Minister of Economic Development
- In office 1987–1988
- President: Virgilio Barco
- Preceded by: Miguel Merino Gordillo
- Succeeded by: Carlos Arturo Marulanda

48th Governor of Atlántico
- In office 1984–1987
- Appointed by: Belisario Betancur
- Preceded by: Abel Francisco Carbonell
- Succeeded by: Gerardo Certain

Personal details
- Born: Fuad Ricardo Char Abdala 5 October 1937 (age 88) Lorica, Córdoba, Colombia
- Party: Radical Change (2006-present)
- Other political affiliations: Liberal (1984-2006)
- Spouses: Adela Chaljub ​ ​(m. 1963; died 1994)​; María Mercedes de la Espriella ​ ​(m. 2004)​;
- Children: Arturo; Alejandro; Antonio;

= Fuad Char =

Colombian politician (born 1937)

Fuad Ricardo Char Abdala (born 5 October 1937) is a Colombian businessman and politician who served as Governor of Atlántico from 1984 to 1987, as Minister of Economic Development from 1987 to 1988 under President Virgilio Barco, and later as Colombian Ambassador to Portugal from 2008 to 2009 under President Álvaro Uribe. Char also served as a Senator of Colombia three times, being one of the highest-ranking.

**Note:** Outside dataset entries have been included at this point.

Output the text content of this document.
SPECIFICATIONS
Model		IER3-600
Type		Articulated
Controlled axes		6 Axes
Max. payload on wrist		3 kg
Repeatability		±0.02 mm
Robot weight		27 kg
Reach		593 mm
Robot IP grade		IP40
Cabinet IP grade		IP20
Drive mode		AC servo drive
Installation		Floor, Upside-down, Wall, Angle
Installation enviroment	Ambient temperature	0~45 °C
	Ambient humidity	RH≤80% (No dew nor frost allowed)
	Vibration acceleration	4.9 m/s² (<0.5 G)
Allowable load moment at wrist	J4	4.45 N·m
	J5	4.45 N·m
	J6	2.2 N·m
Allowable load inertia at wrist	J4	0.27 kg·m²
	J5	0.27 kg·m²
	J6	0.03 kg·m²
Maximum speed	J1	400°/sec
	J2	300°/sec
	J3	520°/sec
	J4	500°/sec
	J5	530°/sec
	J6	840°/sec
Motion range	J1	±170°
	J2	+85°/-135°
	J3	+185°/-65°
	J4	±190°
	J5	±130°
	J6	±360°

Born in Lorica, Córdoba, Char is one of the most powerful businessmen in Colombia and the entire Caribbean region of the country. He is the founder and current president of the Olimpica Business Group, one of the largest retail and business conglomerates in Colombia. He is also the owner of the professional football team Atlético Junior. Of Syrian origin, he is the patriarch of one of the most influential families in Colombia; his descendants have been known for their active work in politics. His eldest son, Alejandro, has been Mayor of Barranquilla three times, and his younger son, Arturo, was President of the Senate.

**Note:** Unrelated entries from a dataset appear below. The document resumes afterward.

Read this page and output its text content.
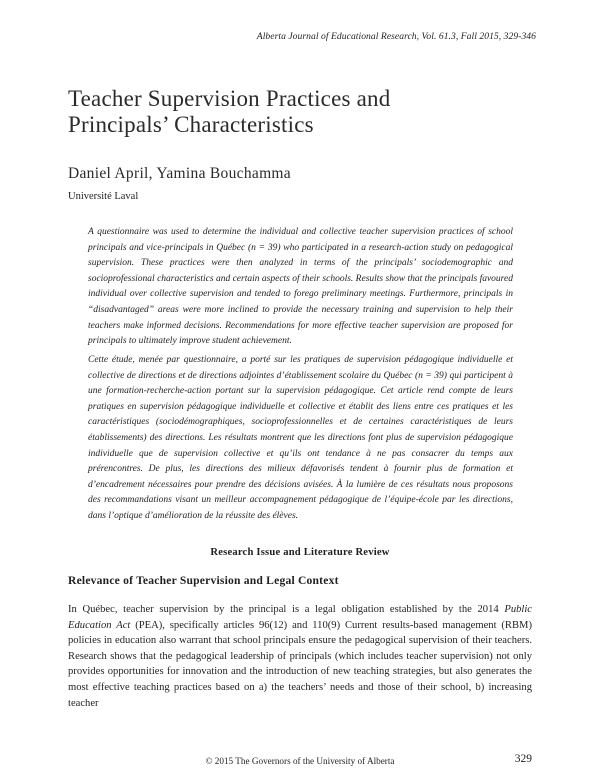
Alberta Journal of Educational Research, Vol. 61.3, Fall 2015, 329-346
Teacher Supervision Practices and
Principals’ Characteristics
Daniel April, Yamina Bouchamma
Université Laval

A questionnaire was used to determine the individual and collective teacher supervision practices of school principals and vice-principals in Québec (n = 39) who participated in a research-action study on pedagogical supervision. These practices were then analyzed in terms of the principals’ sociodemographic and socioprofessional characteristics and certain aspects of their schools. Results show that the principals favoured individual over collective supervision and tended to forego preliminary meetings. Furthermore, principals in “disadvantaged” areas were more inclined to provide the necessary training and supervision to help their teachers make informed decisions. Recommendations for more effective teacher supervision are proposed for principals to ultimately improve student achievement.

Cette étude, menée par questionnaire, a porté sur les pratiques de supervision pédagogique individuelle et collective de directions et de directions adjointes d’établissement scolaire du Québec (n = 39) qui participent à une formation-recherche-action portant sur la supervision pédagogique. Cet article rend compte de leurs pratiques en supervision pédagogique individuelle et collective et établit des liens entre ces pratiques et les caractéristiques (sociodémographiques, socioprofessionnelles et de certaines caractéristiques de leurs établissements) des directions. Les résultats montrent que les directions font plus de supervision pédagogique individuelle que de supervision collective et qu’ils ont tendance à ne pas consacrer du temps aux prérencontres. De plus, les directions des milieux défavorisés tendent à fournir plus de formation et d’encadrement nécessaires pour prendre des décisions avisées. À la lumière de ces résultats nous proposons des recommandations visant un meilleur accompagnement pédagogique de l’équipe-école par les directions, dans l’optique d’amélioration de la réussite des élèves.

Research Issue and Literature Review
Relevance of Teacher Supervision and Legal Context

In Québec, teacher supervision by the principal is a legal obligation established by the 2014 Public Education Act (PEA), specifically articles 96(12) and 110(9) Current results-based management (RBM) policies in education also warrant that school principals ensure the pedagogical supervision of their teachers. Research shows that the pedagogical leadership of principals (which includes teacher supervision) not only provides opportunities for innovation and the introduction of new teaching strategies, but also generates the most effective teaching practices based on a) the teachers’ needs and those of their school, b) increasing teacher

© 2015 The Governors of the University of Alberta	329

==Early life, marriage and family==
Fuad Ricardo Char Abdala was born on 5 October 1937, in Lorica, Córdoba, to Syrian migrants Roberto Char and Erlinda Abdala de Char (née Abdala Chadjur). His father, was originally from Damascus, Syria, and had migrated to Colombia in late 1926, settling in Lorica, Córdoba, which was then home to the largest colony of migrants from Syria, Lebanon, and Palestine. Fuad has four auncles: Jabib, Farid, Simón, and Ricardo Jr.

In June 1963, he married his first cousin, Adela Chaljub, daughter of Antonio Chaljub of Lebanese origin and his aunt Rosa Char de Chaljub (née Char Zaslawy), with whom he had three sons, Alejandro, Arturo, and Antonio. Adela died in July 1994 at the age of 51 due to a bone disease.